Ils entamèrent les hostilités par une reprise (Mad World) dont je vous ai dit quelques mots plus haut dans le style du regretté « I’ll Be Waiting » de Lenny Kravitz, en plus dépouillé. Ils poursuivirent par « Alabama », dont ils se souvinrent qu’en son temps, lors d’une fête de la musique sans doute un peu trop arrosée ils tentèrent de l’hybrider avec le « We Will Rock You » des Queen sous prétexte que les rythmes étaient similaires, Puis ils mirent un point d’honneur à consciencieusement mépriser le Tush des ZZtop pour la troisième fois consécutive arguant qu’ils ne s’en rappelaient plus les accords (soyons sérieux, QUAND cela a-t-il jamais gêné les Fossoyeurs de massacrer tel ou tel titre au motif de n’en pas connaitre la moindre mesure ?). Après la dernière pause tabagique de l’histoire des UFR, ces derniers conclurent la séance par Le Train de la Vie qu’ils interprétèrent sobrement et plutôt bien.

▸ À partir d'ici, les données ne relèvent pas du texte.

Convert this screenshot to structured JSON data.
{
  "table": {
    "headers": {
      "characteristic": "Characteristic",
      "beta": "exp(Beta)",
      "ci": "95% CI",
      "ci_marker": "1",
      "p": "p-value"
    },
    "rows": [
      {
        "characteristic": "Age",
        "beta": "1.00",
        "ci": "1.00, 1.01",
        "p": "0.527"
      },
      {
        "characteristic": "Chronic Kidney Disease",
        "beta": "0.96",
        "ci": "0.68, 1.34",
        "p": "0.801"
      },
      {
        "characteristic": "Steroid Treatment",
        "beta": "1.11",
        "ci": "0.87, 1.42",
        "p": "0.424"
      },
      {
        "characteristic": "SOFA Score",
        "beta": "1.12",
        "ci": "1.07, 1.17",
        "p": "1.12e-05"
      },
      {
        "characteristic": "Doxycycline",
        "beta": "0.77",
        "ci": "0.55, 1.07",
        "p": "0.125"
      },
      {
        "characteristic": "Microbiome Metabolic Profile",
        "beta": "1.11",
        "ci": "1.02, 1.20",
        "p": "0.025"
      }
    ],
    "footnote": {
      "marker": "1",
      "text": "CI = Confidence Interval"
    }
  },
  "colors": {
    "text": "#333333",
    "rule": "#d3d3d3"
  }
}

La soirée s’étira encore autour d’une bouteille de champagne et de cannelés (délicieuses pâtisseries atlantiques) en raison de l’anniversaire du chanteur.

Deux jours plus tard, le trente septembre, pour enterrer leur vie de fumeur la plupart des musiciens moins le batteur et le chanteur se retrouvèrent au Fox Taverne le bar de Jean-Christophe Fossard ci-devant associé de l’Oxbridge où l’on se rappelle que les UFR se sont produits à quelques reprises. Au milieu d’une clientèle très jeune abreuvée aux shooters de vodka (16 euros les 9), la joyeuse compagnie immola ses dernières cigarettes sur l’autel de la Santé Publique.

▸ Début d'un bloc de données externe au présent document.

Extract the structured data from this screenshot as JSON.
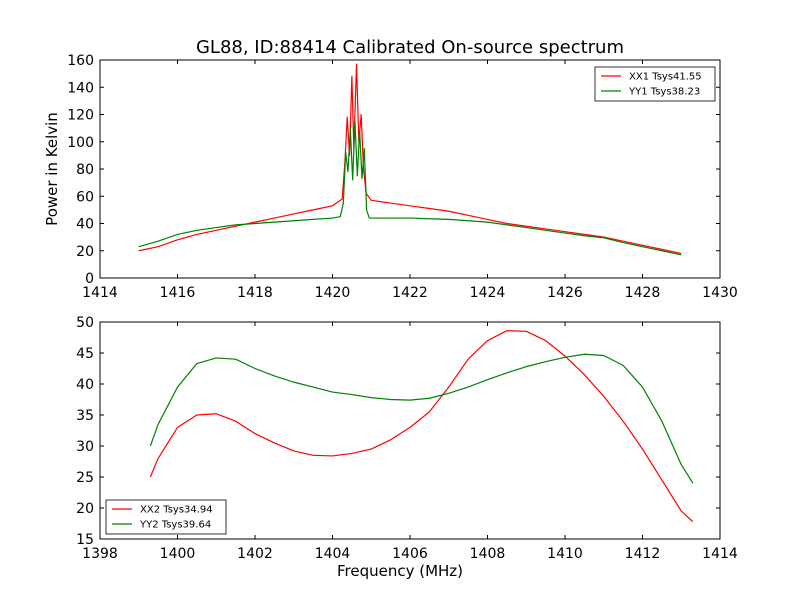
{
  "figure": {
    "title": "GL88, ID:88414 Calibrated On-source spectrum",
    "shared_xlabel": "Frequency (MHz)"
  },
  "colors": {
    "series1": "#ff0000",
    "series2": "#008000",
    "axes": "#000000",
    "background": "#ffffff"
  },
  "chart_data": [
    {
      "type": "line",
      "ylabel": "Power in Kelvin",
      "xlim": [
        1414,
        1430
      ],
      "ylim": [
        0,
        160
      ],
      "xticks": [
        1414,
        1416,
        1418,
        1420,
        1422,
        1424,
        1426,
        1428,
        1430
      ],
      "yticks": [
        0,
        20,
        40,
        60,
        80,
        100,
        120,
        140,
        160
      ],
      "legend_position": "top-right",
      "grid": false,
      "series": [
        {
          "name": "XX1 Tsys41.55",
          "color": "#ff0000",
          "points": [
            [
              1415.0,
              20
            ],
            [
              1415.5,
              23
            ],
            [
              1416.0,
              28
            ],
            [
              1416.5,
              32
            ],
            [
              1417.0,
              35
            ],
            [
              1417.5,
              38
            ],
            [
              1418.0,
              41
            ],
            [
              1418.5,
              44
            ],
            [
              1419.0,
              47
            ],
            [
              1419.5,
              50
            ],
            [
              1420.0,
              53
            ],
            [
              1420.25,
              58
            ],
            [
              1420.32,
              85
            ],
            [
              1420.38,
              118
            ],
            [
              1420.44,
              90
            ],
            [
              1420.5,
              148
            ],
            [
              1420.55,
              95
            ],
            [
              1420.62,
              157
            ],
            [
              1420.68,
              100
            ],
            [
              1420.74,
              120
            ],
            [
              1420.8,
              80
            ],
            [
              1420.87,
              62
            ],
            [
              1421.0,
              57
            ],
            [
              1421.5,
              55
            ],
            [
              1422.0,
              53
            ],
            [
              1422.5,
              51
            ],
            [
              1423.0,
              49
            ],
            [
              1423.5,
              46
            ],
            [
              1424.0,
              43
            ],
            [
              1424.5,
              40
            ],
            [
              1425.0,
              38
            ],
            [
              1425.5,
              36
            ],
            [
              1426.0,
              34
            ],
            [
              1426.5,
              32
            ],
            [
              1427.0,
              30
            ],
            [
              1427.5,
              27
            ],
            [
              1428.0,
              24
            ],
            [
              1428.5,
              21
            ],
            [
              1429.0,
              18
            ]
          ]
        },
        {
          "name": "YY1 Tsys38.23",
          "color": "#008000",
          "points": [
            [
              1415.0,
              23
            ],
            [
              1415.5,
              27
            ],
            [
              1416.0,
              32
            ],
            [
              1416.5,
              35
            ],
            [
              1417.0,
              37
            ],
            [
              1417.5,
              39
            ],
            [
              1418.0,
              40
            ],
            [
              1418.5,
              41
            ],
            [
              1419.0,
              42
            ],
            [
              1419.5,
              43
            ],
            [
              1420.0,
              44
            ],
            [
              1420.2,
              45
            ],
            [
              1420.28,
              55
            ],
            [
              1420.34,
              92
            ],
            [
              1420.4,
              78
            ],
            [
              1420.46,
              110
            ],
            [
              1420.52,
              72
            ],
            [
              1420.58,
              115
            ],
            [
              1420.64,
              75
            ],
            [
              1420.7,
              108
            ],
            [
              1420.76,
              73
            ],
            [
              1420.82,
              95
            ],
            [
              1420.88,
              50
            ],
            [
              1420.95,
              44
            ],
            [
              1421.5,
              44
            ],
            [
              1422.0,
              44
            ],
            [
              1422.5,
              43.5
            ],
            [
              1423.0,
              43
            ],
            [
              1423.5,
              42
            ],
            [
              1424.0,
              41
            ],
            [
              1424.5,
              39
            ],
            [
              1425.0,
              37
            ],
            [
              1425.5,
              35
            ],
            [
              1426.0,
              33
            ],
            [
              1426.5,
              31
            ],
            [
              1427.0,
              29.5
            ],
            [
              1427.5,
              26
            ],
            [
              1428.0,
              23
            ],
            [
              1428.5,
              20
            ],
            [
              1429.0,
              17
            ]
          ]
        }
      ]
    },
    {
      "type": "line",
      "xlabel": "Frequency (MHz)",
      "xlim": [
        1398,
        1414
      ],
      "ylim": [
        15,
        50
      ],
      "xticks": [
        1398,
        1400,
        1402,
        1404,
        1406,
        1408,
        1410,
        1412,
        1414
      ],
      "yticks": [
        15,
        20,
        25,
        30,
        35,
        40,
        45,
        50
      ],
      "legend_position": "bottom-left",
      "grid": false,
      "series": [
        {
          "name": "XX2 Tsys34.94",
          "color": "#ff0000",
          "points": [
            [
              1399.3,
              25
            ],
            [
              1399.5,
              28
            ],
            [
              1400.0,
              33
            ],
            [
              1400.5,
              35
            ],
            [
              1401.0,
              35.2
            ],
            [
              1401.5,
              34
            ],
            [
              1402.0,
              32
            ],
            [
              1402.5,
              30.5
            ],
            [
              1403.0,
              29.2
            ],
            [
              1403.5,
              28.5
            ],
            [
              1404.0,
              28.4
            ],
            [
              1404.5,
              28.8
            ],
            [
              1405.0,
              29.5
            ],
            [
              1405.5,
              31
            ],
            [
              1406.0,
              33
            ],
            [
              1406.5,
              35.5
            ],
            [
              1407.0,
              39.5
            ],
            [
              1407.5,
              44
            ],
            [
              1408.0,
              47
            ],
            [
              1408.5,
              48.6
            ],
            [
              1409.0,
              48.5
            ],
            [
              1409.5,
              47
            ],
            [
              1410.0,
              44.5
            ],
            [
              1410.5,
              41.5
            ],
            [
              1411.0,
              38
            ],
            [
              1411.5,
              34
            ],
            [
              1412.0,
              29.5
            ],
            [
              1412.5,
              24.5
            ],
            [
              1413.0,
              19.5
            ],
            [
              1413.3,
              17.8
            ]
          ]
        },
        {
          "name": "YY2 Tsys39.64",
          "color": "#008000",
          "points": [
            [
              1399.3,
              30
            ],
            [
              1399.5,
              33.5
            ],
            [
              1400.0,
              39.5
            ],
            [
              1400.5,
              43.3
            ],
            [
              1401.0,
              44.2
            ],
            [
              1401.5,
              44
            ],
            [
              1402.0,
              42.5
            ],
            [
              1402.5,
              41.3
            ],
            [
              1403.0,
              40.3
            ],
            [
              1403.5,
              39.5
            ],
            [
              1404.0,
              38.7
            ],
            [
              1404.5,
              38.3
            ],
            [
              1405.0,
              37.8
            ],
            [
              1405.5,
              37.5
            ],
            [
              1406.0,
              37.4
            ],
            [
              1406.5,
              37.7
            ],
            [
              1407.0,
              38.5
            ],
            [
              1407.5,
              39.5
            ],
            [
              1408.0,
              40.7
            ],
            [
              1408.5,
              41.8
            ],
            [
              1409.0,
              42.8
            ],
            [
              1409.5,
              43.6
            ],
            [
              1410.0,
              44.3
            ],
            [
              1410.5,
              44.8
            ],
            [
              1411.0,
              44.6
            ],
            [
              1411.5,
              43
            ],
            [
              1412.0,
              39.5
            ],
            [
              1412.5,
              34
            ],
            [
              1413.0,
              27
            ],
            [
              1413.3,
              24
            ]
          ]
        }
      ]
    }
  ]
}
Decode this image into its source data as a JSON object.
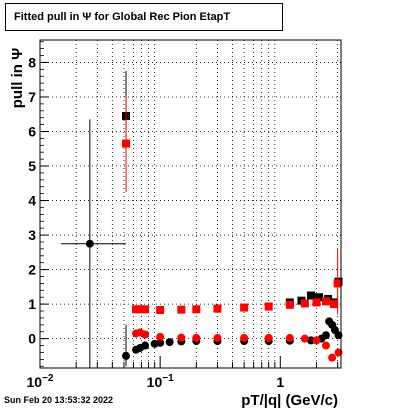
{
  "title": "Fitted pull in  Ψ  for Global Rec Pion EtapT",
  "timestamp": "Sun Feb 20 13:53:32 2022",
  "chart_data": {
    "type": "scatter",
    "title": "Fitted pull in  Ψ  for Global Rec Pion EtapT",
    "xlabel": "pT/|q| (GeV/c)",
    "ylabel": "pull in  Ψ",
    "xscale": "log",
    "xlim": [
      0.01,
      3.2
    ],
    "ylim": [
      -0.85,
      8.65
    ],
    "grid": true,
    "x_ticks": [
      {
        "value": 0.01,
        "base": "10",
        "exp": "−2"
      },
      {
        "value": 0.1,
        "base": "10",
        "exp": "−1"
      },
      {
        "value": 1,
        "base": "1",
        "exp": ""
      }
    ],
    "y_ticks": [
      0,
      1,
      2,
      3,
      4,
      5,
      6,
      7,
      8
    ],
    "series": [
      {
        "color": "#000000",
        "marker": "circle",
        "points": [
          {
            "x": 0.026,
            "y": 2.75,
            "xerr": [
              0.011,
              0.026
            ],
            "yerr": [
              3.6,
              3.6
            ]
          },
          {
            "x": 0.052,
            "y": -0.5,
            "yerr": [
              0.3,
              0.9
            ]
          },
          {
            "x": 0.063,
            "y": -0.32
          },
          {
            "x": 0.068,
            "y": -0.27
          },
          {
            "x": 0.075,
            "y": -0.2
          },
          {
            "x": 0.09,
            "y": -0.15
          },
          {
            "x": 0.1,
            "y": -0.12
          },
          {
            "x": 0.12,
            "y": -0.1
          },
          {
            "x": 0.15,
            "y": -0.08
          },
          {
            "x": 0.2,
            "y": -0.07
          },
          {
            "x": 0.3,
            "y": -0.07
          },
          {
            "x": 0.5,
            "y": -0.07
          },
          {
            "x": 0.8,
            "y": -0.07
          },
          {
            "x": 1.2,
            "y": -0.06
          },
          {
            "x": 1.8,
            "y": -0.05
          },
          {
            "x": 2.2,
            "y": 0.0
          },
          {
            "x": 2.4,
            "y": 0.1
          },
          {
            "x": 2.55,
            "y": 0.5
          },
          {
            "x": 2.7,
            "y": 0.4
          },
          {
            "x": 2.85,
            "y": 0.25
          },
          {
            "x": 3.05,
            "y": 0.1
          }
        ]
      },
      {
        "color": "#000000",
        "marker": "square",
        "points": [
          {
            "x": 0.052,
            "y": 6.45,
            "yerr": [
              0.9,
              1.3
            ]
          },
          {
            "x": 1.2,
            "y": 1.05
          },
          {
            "x": 1.5,
            "y": 1.1
          },
          {
            "x": 1.8,
            "y": 1.25
          },
          {
            "x": 2.1,
            "y": 1.2
          },
          {
            "x": 2.5,
            "y": 1.15
          },
          {
            "x": 2.8,
            "y": 1.05
          },
          {
            "x": 3.05,
            "y": 1.65
          }
        ]
      },
      {
        "color": "#ff0000",
        "marker": "circle",
        "points": [
          {
            "x": 0.063,
            "y": 0.15
          },
          {
            "x": 0.068,
            "y": 0.18
          },
          {
            "x": 0.075,
            "y": 0.12
          },
          {
            "x": 0.1,
            "y": 0.05
          },
          {
            "x": 0.15,
            "y": 0.03
          },
          {
            "x": 0.2,
            "y": 0.02
          },
          {
            "x": 0.3,
            "y": 0.02
          },
          {
            "x": 0.5,
            "y": 0.02
          },
          {
            "x": 0.8,
            "y": 0.02
          },
          {
            "x": 1.2,
            "y": 0.02
          },
          {
            "x": 1.6,
            "y": 0.0
          },
          {
            "x": 2.0,
            "y": -0.05
          },
          {
            "x": 2.4,
            "y": -0.2
          },
          {
            "x": 2.7,
            "y": -0.55
          },
          {
            "x": 3.05,
            "y": -0.4
          }
        ]
      },
      {
        "color": "#ff0000",
        "marker": "square",
        "points": [
          {
            "x": 0.052,
            "y": 5.65,
            "yerr": [
              1.4,
              1.4
            ]
          },
          {
            "x": 0.063,
            "y": 0.85
          },
          {
            "x": 0.068,
            "y": 0.85
          },
          {
            "x": 0.075,
            "y": 0.85
          },
          {
            "x": 0.1,
            "y": 0.83
          },
          {
            "x": 0.15,
            "y": 0.84
          },
          {
            "x": 0.2,
            "y": 0.85
          },
          {
            "x": 0.3,
            "y": 0.87
          },
          {
            "x": 0.5,
            "y": 0.9
          },
          {
            "x": 0.8,
            "y": 0.93
          },
          {
            "x": 1.2,
            "y": 0.98
          },
          {
            "x": 1.6,
            "y": 1.02
          },
          {
            "x": 2.0,
            "y": 1.05
          },
          {
            "x": 2.4,
            "y": 1.08
          },
          {
            "x": 2.8,
            "y": 1.0
          },
          {
            "x": 3.0,
            "y": 1.6,
            "yerr": [
              0.9,
              1.0
            ]
          }
        ]
      }
    ]
  }
}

Le groupe euphorique se rappela au bon souvenir du patron venu se mêler aux conversations, qui proposa une date : le 10 décembre, afin que les Undertakers honorent de leur présence cette nouvelle scène et impriment leur marque de ce coté-ci de la Maison Carrée. Nouveau contrat, nouveau challenge, flatteur bien sûr mais qui suscite une inquiétude : Aurons-nous le courage de jouer devant des inconnus, très jeunes de surcroît ?

Le mercredi suivant ce fut à nouveau sans le chanteur, cloué par un lumbago paralysant, que le Groupe se retrouva en répète à la SJM. Selon la pianiste la séance fut rondement menée, à peine entrecoupée d’un semblant de pause réduite en peau de chagrin, minée par une anorexie alcoolo-tabagique désormais de rigueur à la satisfaction générale des observateurs soucieux de notre bien être.